Although not originally meant for shooters, controllers have become a core part of making first-person shooters (FPS) or any other shooter genre what they are today.
Shooters have been a popular part of gaming for decades now, from old-school titles such as Halo and Call of Duty—which were practically console exclusives—to contemporary battle royale powerhouses such as Fortnite and Apex Legends.
That success is accompanied by a debate on which form is the best to play. Controller players rely on aim assist, while mouse and keyboard rely on their raw aim.
What is Aim Assist and is using it cheating?
Controllers are, by design, not optimal for shooter games or even for aiming in general. Making precise movements with just two thumbsticks can take years of practice. A mouse, on the other hand, is much easier to use and more accurate—one can view it as an extension of their hand.
To have more precise movements and aiming, controller players use a setting called aim assist. As its name suggests, the setting helps controller players with their aim.
Aim assists work by snapping the player’s crosshair—the little cross by the middle of the screen—to any target close to it. This lets controller players, who otherwise would have either slower aiming or issues with tracking their targets, get a hold of their targets with ease.

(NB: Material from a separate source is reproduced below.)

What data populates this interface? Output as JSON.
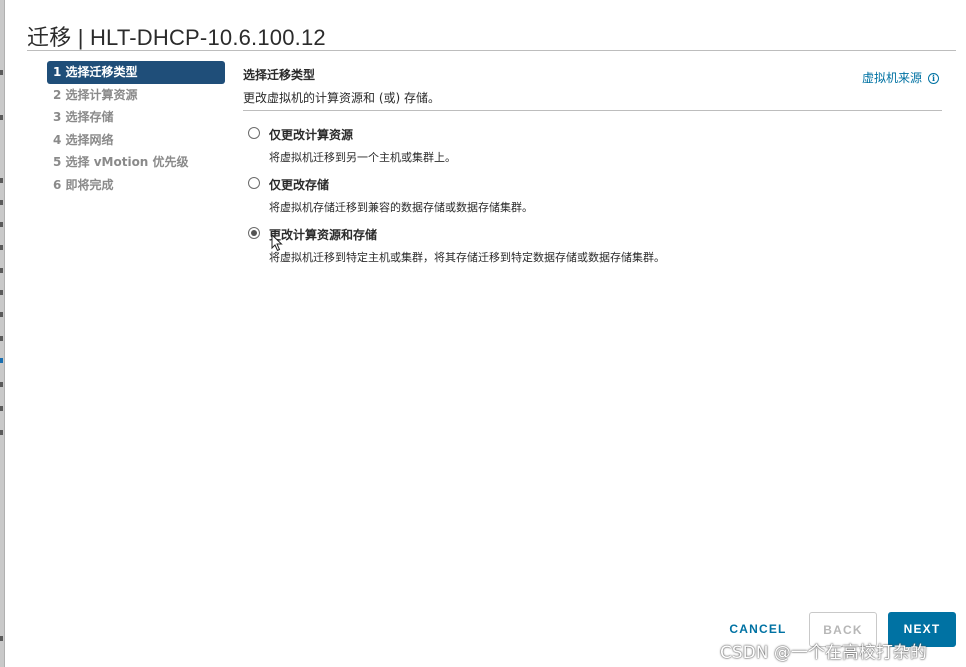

As far as rules are concerned—in this case, the settings game developers implement into their games—it is not a form of cheating. For all intents and purposes, aim assist is not cheating, at least according to game devs. No matter the number of complaints from mouse and keyboard players, aim assist wouldn’t count as cheating if players were to look at the “rules” of each title. Additionally, the aim assist setting is usually available to all players who play with a controller, even if they’re using a PC.